Discovering genres of online discussion threads via text mining

  • Authors:
  • Fu-Ren Lin;Lu-Shih Hsieh;Fu-Tai Chuang

  • Affiliations:
  • Institute of Technology Management, National Tsing Hua University, Section 2, Kuang-Fu Road, Hsinchu 300, Taiwan;Department of Information Management, National Sun Yat-Sen University, 70 Lien-Hai Road, Kaohsiung 804, Taiwan;Department of Earth Sciences, Department of Earth Sciences, National Taiwan Normal University, No. 88, Section 4, Tingzhou Road, Wenshan District, Taipei City 116, Taiwan

  • Venue:
  • Computers & Education
  • Year:
  • 2009

Quantified Score

Hi-index 0.00

Visualization

Abstract

As course management systems (CMS) gain popularity in facilitating teaching. A forum is a key component to facilitate the interactions among students and teachers. Content analysis is the most popular way to study a discussion forum. But content analysis is a human labor intensity process; for example, the coding process relies heavily on manual interpretation; and it is time and energy consuming.
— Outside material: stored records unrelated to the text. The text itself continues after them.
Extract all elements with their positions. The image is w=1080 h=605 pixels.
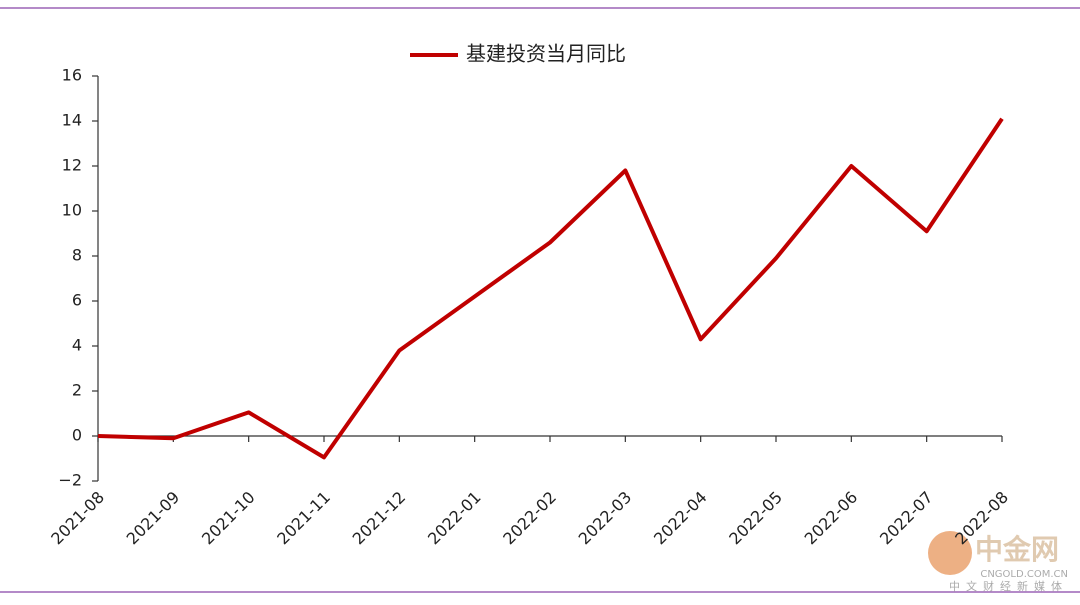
x-tick-label: 2022-06 [801,488,862,549]
watermark-site: CNGOLD.COM.CN [980,569,1068,580]
y-tick-label: 10 [62,201,82,220]
x-tick-label: 2021-09 [123,488,184,549]
watermark-logo: 中金网 [975,533,1059,566]
y-tick-label: −2 [58,471,82,490]
y-tick-label: 16 [62,66,82,85]
x-tick-label: 2021-08 [47,488,108,549]
line-series [97,117,1004,460]
x-tick-label: 2022-02 [499,488,560,549]
x-tick-label: 2022-04 [650,488,711,549]
x-tick-label: 2022-05 [725,488,786,549]
x-tick-label: 2022-07 [876,488,937,549]
y-tick-label: 4 [72,336,82,355]
y-tick-label: 6 [72,291,82,310]
watermark-slogan: 中文财经新媒体 [949,579,1068,593]
y-tick-label: 12 [62,156,82,175]
y-tick-label: 8 [72,246,82,265]
x-tick-label: 2022-01 [424,488,485,549]
x-tick-label: 2021-11 [273,488,334,549]
legend-label: 基建投资当月同比 [466,42,626,66]
x-tick-label: 2022-03 [575,488,636,549]
y-tick-label: 0 [72,426,82,445]
x-tick-label: 2021-12 [349,488,410,549]
y-tick-label: 14 [62,111,82,130]
y-tick-label: 2 [72,381,82,400]
watermark: 中金网 CNGOLD.COM.CN 中文财经新媒体 [928,531,1068,593]
x-tick-label: 2021-10 [198,488,259,549]
watermark-icon [928,531,972,575]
In an asynchronous virtual learning environment, an instructor needs to keep monitoring the discussion forum from time to time in order to maintain the quality of a discussion forum. However, it is time consuming and difficult for instructors to fulfill this need especially for K12 teachers. This research proposes a genre classification system, called GCS, to facilitate the automatic coding process. We treat the coding process as a document classification task via modern data mining techniques. The genre of a posting can be perceived as an announcement, a question, clarification, interpretation, conflict, assertion, etc. This research examines the coding coherence between GCS and experts' judgment in terms of recall and precision, and discusses how we adjust the parameters of the GCS to improve the coherence. Based on the empirical results, GCS adopts the cascade classification model to achieve the automatic coding process. The empirical evaluation of the classified genres from a repository of postings in an online course on earth science in a senior high school shows that GCS can effectively facilitate the coding process, and the proposed cascade model can deal with the imbalanced distribution nature of discussion postings. These results imply that GCS based on the cascade model can perform as an automatic posting coding system.